Beliau biasa berkonsultasi dengan istri-istri Mutahrat dalam beberapa hal penting dan mementingkan nasihat mereka. Pada kesempatan Perdamaian Hudaybiyah, para Sahabat menyadari bahwa perdamaian ini dibuat berdasarkan syarat-syarat kaum musyrik di Makkah dan dengan cara tertentu kaum Muslimin telah menerima kekalahan mereka. Oleh karena itu, syarat mereka dalam bimbingan agama adalah meskipun Nabi telah mengumumkan agar ihram dibuka, namun para sahabat tidak membuka ihram, mereka ingin menunaikan umrah dan kembali. Menceritakan situasi tersebut kepada Salma, Hazrat Ummu Salma bersabda: Jangan mengatakan apa pun kepada siapa pun, lebih baik pergilah keluar dan kurbankan hewanmu dan panggil tukang cukur untuk memotong rambut. hapus Dia menyukai saran ini dan mengikutinya. Hasilnya para sahabat pun menyembelih hewannya, mencukur rambutnya, dan membuka ihramnya. (Bukhari)

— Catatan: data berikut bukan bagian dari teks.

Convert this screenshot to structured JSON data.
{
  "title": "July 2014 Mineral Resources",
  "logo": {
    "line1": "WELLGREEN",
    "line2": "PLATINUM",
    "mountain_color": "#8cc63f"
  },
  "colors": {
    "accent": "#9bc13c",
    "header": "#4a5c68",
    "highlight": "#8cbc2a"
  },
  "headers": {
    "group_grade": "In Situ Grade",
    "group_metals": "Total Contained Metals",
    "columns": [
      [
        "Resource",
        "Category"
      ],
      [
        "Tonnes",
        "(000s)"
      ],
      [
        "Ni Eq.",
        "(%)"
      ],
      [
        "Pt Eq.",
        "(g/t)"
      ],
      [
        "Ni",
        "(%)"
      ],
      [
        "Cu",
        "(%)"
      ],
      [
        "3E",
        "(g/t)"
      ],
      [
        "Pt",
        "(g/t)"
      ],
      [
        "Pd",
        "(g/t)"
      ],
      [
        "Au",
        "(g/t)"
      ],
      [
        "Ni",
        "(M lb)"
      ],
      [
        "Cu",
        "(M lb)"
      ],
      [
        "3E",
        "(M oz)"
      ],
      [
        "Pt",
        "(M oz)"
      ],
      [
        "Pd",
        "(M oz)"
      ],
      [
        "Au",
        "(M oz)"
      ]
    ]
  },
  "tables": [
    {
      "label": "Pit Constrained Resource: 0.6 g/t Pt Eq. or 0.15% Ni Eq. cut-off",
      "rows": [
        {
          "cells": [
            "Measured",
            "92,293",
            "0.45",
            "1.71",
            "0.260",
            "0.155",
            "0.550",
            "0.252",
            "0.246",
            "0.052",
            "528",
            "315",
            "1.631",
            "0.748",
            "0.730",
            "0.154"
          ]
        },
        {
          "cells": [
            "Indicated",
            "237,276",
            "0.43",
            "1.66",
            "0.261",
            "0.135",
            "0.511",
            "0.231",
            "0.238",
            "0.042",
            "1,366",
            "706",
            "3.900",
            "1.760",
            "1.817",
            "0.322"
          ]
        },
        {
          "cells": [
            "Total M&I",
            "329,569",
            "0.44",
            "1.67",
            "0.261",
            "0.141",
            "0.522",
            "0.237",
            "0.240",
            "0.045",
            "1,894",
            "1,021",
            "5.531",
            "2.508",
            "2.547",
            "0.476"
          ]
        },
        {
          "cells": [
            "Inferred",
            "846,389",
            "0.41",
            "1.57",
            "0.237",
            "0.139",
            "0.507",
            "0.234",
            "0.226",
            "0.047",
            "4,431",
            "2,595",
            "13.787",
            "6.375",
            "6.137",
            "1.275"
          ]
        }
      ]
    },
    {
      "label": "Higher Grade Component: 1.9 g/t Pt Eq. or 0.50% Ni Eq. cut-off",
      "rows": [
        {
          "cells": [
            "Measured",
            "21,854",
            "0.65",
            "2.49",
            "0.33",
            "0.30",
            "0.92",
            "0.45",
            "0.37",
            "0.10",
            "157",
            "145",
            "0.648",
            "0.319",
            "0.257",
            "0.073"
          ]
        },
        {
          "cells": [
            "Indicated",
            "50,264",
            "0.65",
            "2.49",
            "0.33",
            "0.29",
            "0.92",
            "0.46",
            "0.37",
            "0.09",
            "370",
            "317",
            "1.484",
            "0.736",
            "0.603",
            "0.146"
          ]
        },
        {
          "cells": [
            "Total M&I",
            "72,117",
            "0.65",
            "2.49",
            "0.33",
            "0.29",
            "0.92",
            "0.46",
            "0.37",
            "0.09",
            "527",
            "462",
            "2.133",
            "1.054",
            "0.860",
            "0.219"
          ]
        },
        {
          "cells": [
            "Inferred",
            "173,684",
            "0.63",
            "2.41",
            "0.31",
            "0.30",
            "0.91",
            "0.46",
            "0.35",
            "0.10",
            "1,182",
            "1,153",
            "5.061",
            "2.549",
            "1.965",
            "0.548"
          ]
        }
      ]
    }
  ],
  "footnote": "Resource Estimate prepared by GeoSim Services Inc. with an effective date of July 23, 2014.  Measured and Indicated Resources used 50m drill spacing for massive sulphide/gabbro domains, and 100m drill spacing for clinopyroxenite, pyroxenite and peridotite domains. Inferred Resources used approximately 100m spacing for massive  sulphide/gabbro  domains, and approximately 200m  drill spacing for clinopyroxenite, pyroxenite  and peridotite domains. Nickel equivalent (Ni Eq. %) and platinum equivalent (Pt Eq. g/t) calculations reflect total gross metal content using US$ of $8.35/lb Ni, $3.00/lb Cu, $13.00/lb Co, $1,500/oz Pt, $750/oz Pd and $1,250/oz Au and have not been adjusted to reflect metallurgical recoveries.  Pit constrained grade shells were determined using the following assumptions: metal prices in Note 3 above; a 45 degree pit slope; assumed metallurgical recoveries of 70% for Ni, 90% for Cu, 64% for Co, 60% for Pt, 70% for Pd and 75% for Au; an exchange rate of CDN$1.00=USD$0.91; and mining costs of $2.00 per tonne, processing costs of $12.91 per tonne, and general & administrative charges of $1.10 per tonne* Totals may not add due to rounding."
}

Beliau (SAW) juga menjaga sepenuhnya agar pasangan Nabi (SAW) tidak disakiti olehnya. Hazrat Aisha meriwayatkan bahwa Nabi ﷺ tidak pernah mengangkat tangannya kepada istri atau pelayan mana pun, tidak pernah memukul wajah mereka. (Abu Dawud) Sebagaimana beliau ﷺ peduli terhadap kebutuhan istri-istri almarhum dan kebaikan mereka, beliau juga tertarik pada pelatihan mereka. Ikut beribadah. (Tirmidzi) mengajarkan Hazrat Aisha Dua Shab Qadr: “Ya Allah! Sesungguhnya Engkau Maha Pemaaf dan Mencintai ampunan, maka ampunilah aku.” (Sunan Ibnu Majah)
Pada suatu kesempatan beliau bersabda kepada Hazrat Aisyah, “Janganlah kamu menghitung dan menafkahkan, agar kamu pun tidak terhitung di sisi Allah, yaitu menafkahkan dengan baik, agar kamu mendapat kebaikan dari Allah.” (Bukhari)
Karena Rasulullah ﷺ adalah suami yang penyayang, penyayang, baik hati, menghargai, temperamental dan toleran bahkan dalam kehidupan berumah tangga. Dari kesan Sirat Tayyaba tersebut terlihat jelas bahwa di era sekarang ini, jika kita mengingat aspek cemerlang kehidupan pernikahannya, maka sebagian besar permasalahan kehidupan rumah tangga kita dapat teratasi. Lebih jelas lagi bahwa tanggung jawab mengelola hubungan perkawinan dan menyelesaikan permasalahannya berada di tangan laki-laki. Karena laki-laki mempunyai kesaktian dan kemampuan lebih dari seorang wanita dalam hal kemampuan dan pengertian. Oleh karena itu, jika kita tetap menjaga prinsip cemerlang Sirat Mubaraka di hadapan kita untuk membahagiakan hubungan timbal balik dalam kehidupan rumah tangga kita, maka hidup kita juga bisa bahagia dan gembira.
Semoga Allah memberi kita kehormatan untuk mengikuti jalan Nabi Muhammad SAW. Amin



Sumber

Juliana Ribeiro
Juliana Ribeiro is an accomplished News Reporter and Editor with a degree in Journalism from University of São Paulo. With more than 6 years of experience in international news reporting, Juliana has covered significant global events across Latin America, Europe, and Asia. Renowned for her investigative skills and balanced reporting, she now leads news coverage at Agen BRILink dan BRI, where she is dedicated to delivering accurate, impactful stories to inform and engage readers worldwide.